- Church: Catholic
- Diocese: Tournai
- See: Notre-Dame de Tournai
- Installed: 15 June 1575
- Predecessor: Gilbert d'Oignies
- Successor: Maximilien Morillon

Orders
- Consecration: 31 July 1575

Personal details
- Born: 1502 Strazeele, County of Flanders, Habsburg Netherlands
- Died: 10 April 1580 (aged 77–78) Tournai, Tournaisis, Habsburg Netherlands
- Buried: Tournai Cathedral
- Occupation: Lawyer
- Alma mater: University of Leuven

= Pierre Pintaflour =

European humanist (1502-1580)

Pierre Pintaflour (1502–1580) was a humanist from the Habsburg Netherlands, writing under the pen name Thindari, who became bishop of Tournai.

==Life==
Pintaflour was born in Strazeele (castellany of Cassel) in 1502, the second son of Mathias Pintaflore and Isabeau Marasse. His grandfather had been a Sicilian mercenary in Burgundian service. He died in Tournai on 10 April 1580. He was probably educated by the Brethren of the Common Life in Bergues and then studied at Lily College, Leuven, matriculating in 1519. He graduated Master of Arts in 1524 and began to work as a tutor to wealthy students. In 1533 he became professor of philosophy at Lily College, and in 1538 graduated Licentiate of Laws. In 1539 he became professor of civil law, and on 23 January 1540 was installed as a canon of St. Peter's Church, Leuven.

Entering the service of Charles de Croÿ as a lawyer, Pintaflour resigned his university positions and moved to Brussels. He was briefly married, but as a widower he entered the clerical estate in 1550 and was appointed to the parish of Hérinnes, where in 1554 he rebuilt the presbytery. He employed a curate to minister to the parish, while he himself served as head of Charles de Croÿ's diocesan tribunal from 1554 to 1555, before being assigned to a canonry of Tournai Cathedral. In 1557 he became Dean of Tournai, and in 1565 was one of the delegates of Tournai at the provincial synod of Cambrai.

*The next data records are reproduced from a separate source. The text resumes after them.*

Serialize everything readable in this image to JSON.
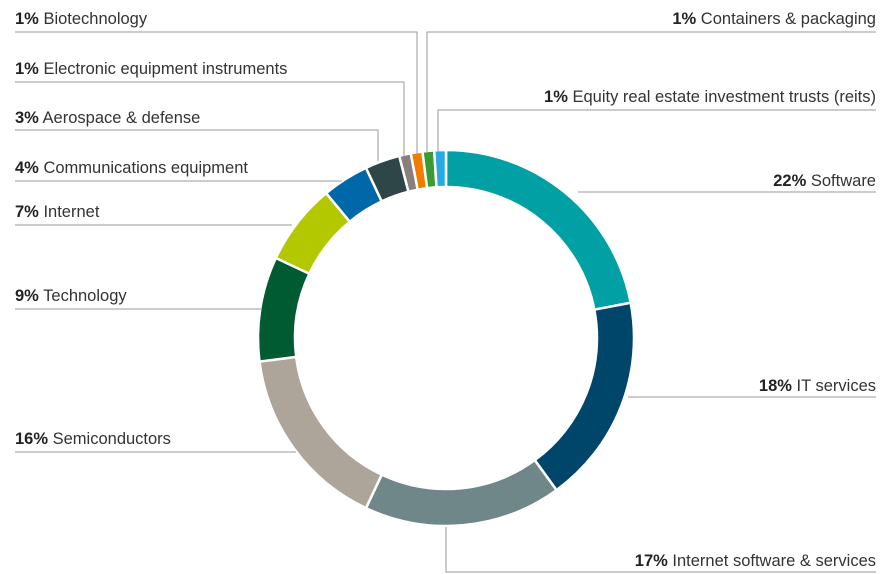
{
  "chart_data": {
    "type": "donut",
    "categories": [
      "Software",
      "IT services",
      "Internet software & services",
      "Semiconductors",
      "Technology",
      "Internet",
      "Communications equipment",
      "Aerospace & defense",
      "Electronic equipment instruments",
      "Biotechnology",
      "Containers & packaging",
      "Equity real estate investment trusts (reits)"
    ],
    "values": [
      22,
      18,
      17,
      16,
      9,
      7,
      4,
      3,
      1,
      1,
      1,
      1
    ],
    "value_labels": [
      "22%",
      "18%",
      "17%",
      "16%",
      "9%",
      "7%",
      "4%",
      "3%",
      "1%",
      "1%",
      "1%",
      "1%"
    ],
    "colors": [
      "#00a0a4",
      "#00466b",
      "#6f8789",
      "#ada59a",
      "#005a32",
      "#b3c800",
      "#0068a8",
      "#2e4647",
      "#8a7f7a",
      "#f07d00",
      "#3c9a35",
      "#27a9e1"
    ]
  }
}
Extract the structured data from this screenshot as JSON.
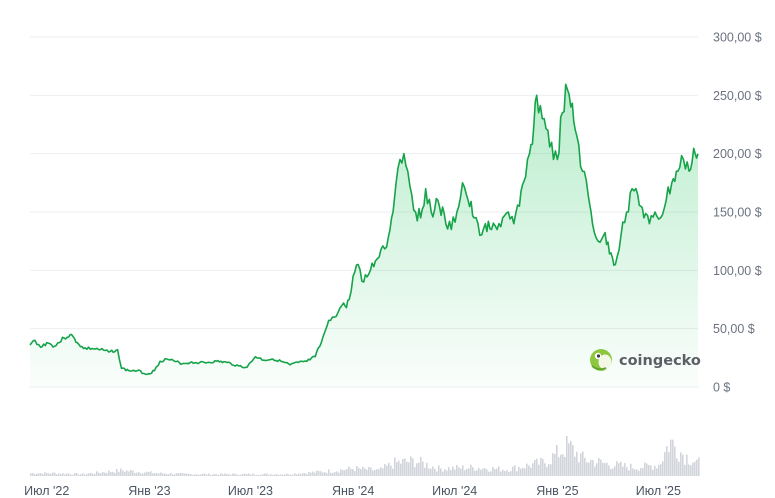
{
  "chart_data": {
    "type": "area",
    "title": "",
    "xlabel": "",
    "ylabel": "",
    "currency": "$",
    "colors": {
      "line": "#16a34a",
      "area_top": "#22c55e",
      "grid": "#eceef1",
      "volume": "#d1d5db",
      "tick_text": "#6b7280",
      "brand_logo": "#8dc63f"
    },
    "grid": true,
    "y_axis_position": "right",
    "ylim": [
      0,
      300
    ],
    "y_ticks": [
      {
        "value": 0,
        "label": "0 $"
      },
      {
        "value": 50,
        "label": "50,00 $"
      },
      {
        "value": 100,
        "label": "100,00 $"
      },
      {
        "value": 150,
        "label": "150,00 $"
      },
      {
        "value": 200,
        "label": "200,00 $"
      },
      {
        "value": 250,
        "label": "250,00 $"
      },
      {
        "value": 300,
        "label": "300,00 $"
      }
    ],
    "x_range": [
      "2022-06-01",
      "2025-09-10"
    ],
    "x_ticks": [
      {
        "date": "2022-07-01",
        "label": "Июл '22"
      },
      {
        "date": "2023-01-01",
        "label": "Янв '23"
      },
      {
        "date": "2023-07-01",
        "label": "Июл '23"
      },
      {
        "date": "2024-01-01",
        "label": "Янв '24"
      },
      {
        "date": "2024-07-01",
        "label": "Июл '24"
      },
      {
        "date": "2025-01-01",
        "label": "Янв '25"
      },
      {
        "date": "2025-07-01",
        "label": "Июл '25"
      }
    ],
    "series": [
      {
        "type": "area",
        "x": [
          "2022-06-01",
          "2022-06-10",
          "2022-06-20",
          "2022-07-01",
          "2022-07-15",
          "2022-08-01",
          "2022-08-12",
          "2022-08-25",
          "2022-09-05",
          "2022-09-20",
          "2022-10-05",
          "2022-10-20",
          "2022-11-05",
          "2022-11-08",
          "2022-11-12",
          "2022-11-25",
          "2022-12-10",
          "2022-12-28",
          "2023-01-10",
          "2023-01-20",
          "2023-02-01",
          "2023-02-15",
          "2023-03-01",
          "2023-03-15",
          "2023-04-01",
          "2023-04-15",
          "2023-05-01",
          "2023-05-20",
          "2023-06-10",
          "2023-06-25",
          "2023-07-10",
          "2023-07-25",
          "2023-08-10",
          "2023-08-25",
          "2023-09-10",
          "2023-09-25",
          "2023-10-10",
          "2023-10-25",
          "2023-11-05",
          "2023-11-15",
          "2023-11-25",
          "2023-12-05",
          "2023-12-15",
          "2023-12-20",
          "2023-12-25",
          "2024-01-01",
          "2024-01-10",
          "2024-01-20",
          "2024-02-01",
          "2024-02-10",
          "2024-02-20",
          "2024-03-01",
          "2024-03-10",
          "2024-03-18",
          "2024-03-25",
          "2024-04-01",
          "2024-04-08",
          "2024-04-15",
          "2024-04-22",
          "2024-05-01",
          "2024-05-10",
          "2024-05-20",
          "2024-06-01",
          "2024-06-15",
          "2024-06-25",
          "2024-07-05",
          "2024-07-15",
          "2024-07-25",
          "2024-08-05",
          "2024-08-15",
          "2024-08-25",
          "2024-09-05",
          "2024-09-15",
          "2024-09-25",
          "2024-10-05",
          "2024-10-15",
          "2024-10-25",
          "2024-11-05",
          "2024-11-12",
          "2024-11-20",
          "2024-11-25",
          "2024-12-05",
          "2024-12-15",
          "2024-12-25",
          "2025-01-01",
          "2025-01-10",
          "2025-01-19",
          "2025-01-25",
          "2025-02-05",
          "2025-02-15",
          "2025-02-25",
          "2025-03-05",
          "2025-03-15",
          "2025-03-25",
          "2025-04-07",
          "2025-04-15",
          "2025-04-25",
          "2025-05-05",
          "2025-05-15",
          "2025-05-25",
          "2025-06-05",
          "2025-06-15",
          "2025-06-25",
          "2025-07-05",
          "2025-07-15",
          "2025-07-25",
          "2025-08-05",
          "2025-08-15",
          "2025-08-25",
          "2025-09-05",
          "2025-09-10"
        ],
        "y": [
          36,
          40,
          34,
          38,
          35,
          42,
          45,
          38,
          33,
          33,
          32,
          30,
          32,
          24,
          16,
          14,
          14,
          11,
          14,
          22,
          24,
          22,
          20,
          21,
          21,
          21,
          22,
          21,
          18,
          17,
          26,
          23,
          24,
          22,
          19,
          21,
          22,
          26,
          38,
          52,
          60,
          64,
          72,
          68,
          75,
          95,
          105,
          90,
          100,
          108,
          118,
          120,
          145,
          175,
          195,
          200,
          185,
          165,
          150,
          145,
          170,
          150,
          160,
          140,
          135,
          150,
          175,
          160,
          145,
          130,
          140,
          135,
          135,
          145,
          150,
          140,
          155,
          180,
          200,
          225,
          250,
          230,
          220,
          195,
          195,
          235,
          255,
          240,
          215,
          185,
          165,
          140,
          125,
          130,
          115,
          105,
          130,
          150,
          170,
          165,
          145,
          140,
          150,
          145,
          160,
          175,
          185,
          195,
          185,
          200,
          200
        ]
      }
    ],
    "volume": {
      "x": [
        "2022-06-01",
        "2022-07-15",
        "2022-09-01",
        "2022-11-10",
        "2023-01-15",
        "2023-03-10",
        "2023-05-01",
        "2023-07-01",
        "2023-09-01",
        "2023-11-15",
        "2024-01-01",
        "2024-02-15",
        "2024-03-15",
        "2024-04-20",
        "2024-06-01",
        "2024-08-05",
        "2024-10-01",
        "2024-11-15",
        "2024-12-10",
        "2025-01-19",
        "2025-02-15",
        "2025-04-07",
        "2025-05-20",
        "2025-07-01",
        "2025-07-20",
        "2025-08-15",
        "2025-09-10"
      ],
      "y": [
        3,
        3,
        2,
        6,
        3,
        2,
        2,
        2,
        2,
        5,
        8,
        6,
        14,
        16,
        8,
        9,
        7,
        12,
        15,
        32,
        18,
        12,
        9,
        12,
        37,
        22,
        14
      ]
    },
    "watermark": "coingecko"
  }
}
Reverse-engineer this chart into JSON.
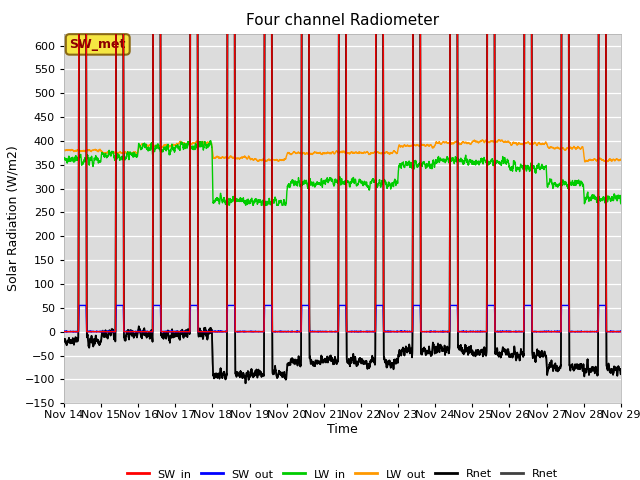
{
  "title": "Four channel Radiometer",
  "xlabel": "Time",
  "ylabel": "Solar Radiation (W/m2)",
  "ylim": [
    -150,
    625
  ],
  "yticks": [
    -150,
    -100,
    -50,
    0,
    50,
    100,
    150,
    200,
    250,
    300,
    350,
    400,
    450,
    500,
    550,
    600
  ],
  "plot_bg_color": "#dcdcdc",
  "annotation_text": "SW_met",
  "annotation_bg": "#f5e642",
  "annotation_border": "#8b6914",
  "legend_entries": [
    "SW_in",
    "SW_out",
    "LW_in",
    "LW_out",
    "Rnet",
    "Rnet"
  ],
  "legend_colors": [
    "#ff0000",
    "#0000ff",
    "#00cc00",
    "#ff9900",
    "#000000",
    "#404040"
  ],
  "line_widths": [
    1.0,
    1.0,
    1.0,
    1.0,
    1.2,
    1.2
  ],
  "n_days": 15,
  "start_day": 14,
  "points_per_day": 288
}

From 27 August 1566 to 3 January 1567, Tournai was dominated by iconoclast rebels. At Gilbert d'Oignies's death on 24 August 1574, Pintaflour became vicar general of the diocese of Tournai. He was later named bishop, taking possession of the see on 15 June 1575, and receiving episcopal consecration at the hands of Martin Rythovius in Kortrijk Minster on 31 July 1575. He worked with Rythovius and Remi Drieux to influence John of Austria's policy, insisting that the Pacification of Ghent was neither contrary to the teachings nor detrimental to the position of the Catholic Church. In 1578 he took an oath to support William of Orange in so far as this involved nothing contrary to the interests of the Church or the authority of the king, Philip II of Spain. Pintaflour died on 10 April 1580 and was buried on 2 May. He left bequests to fund scholarships and apprenticeships, as well as donations to the poor and to the cathedral itself.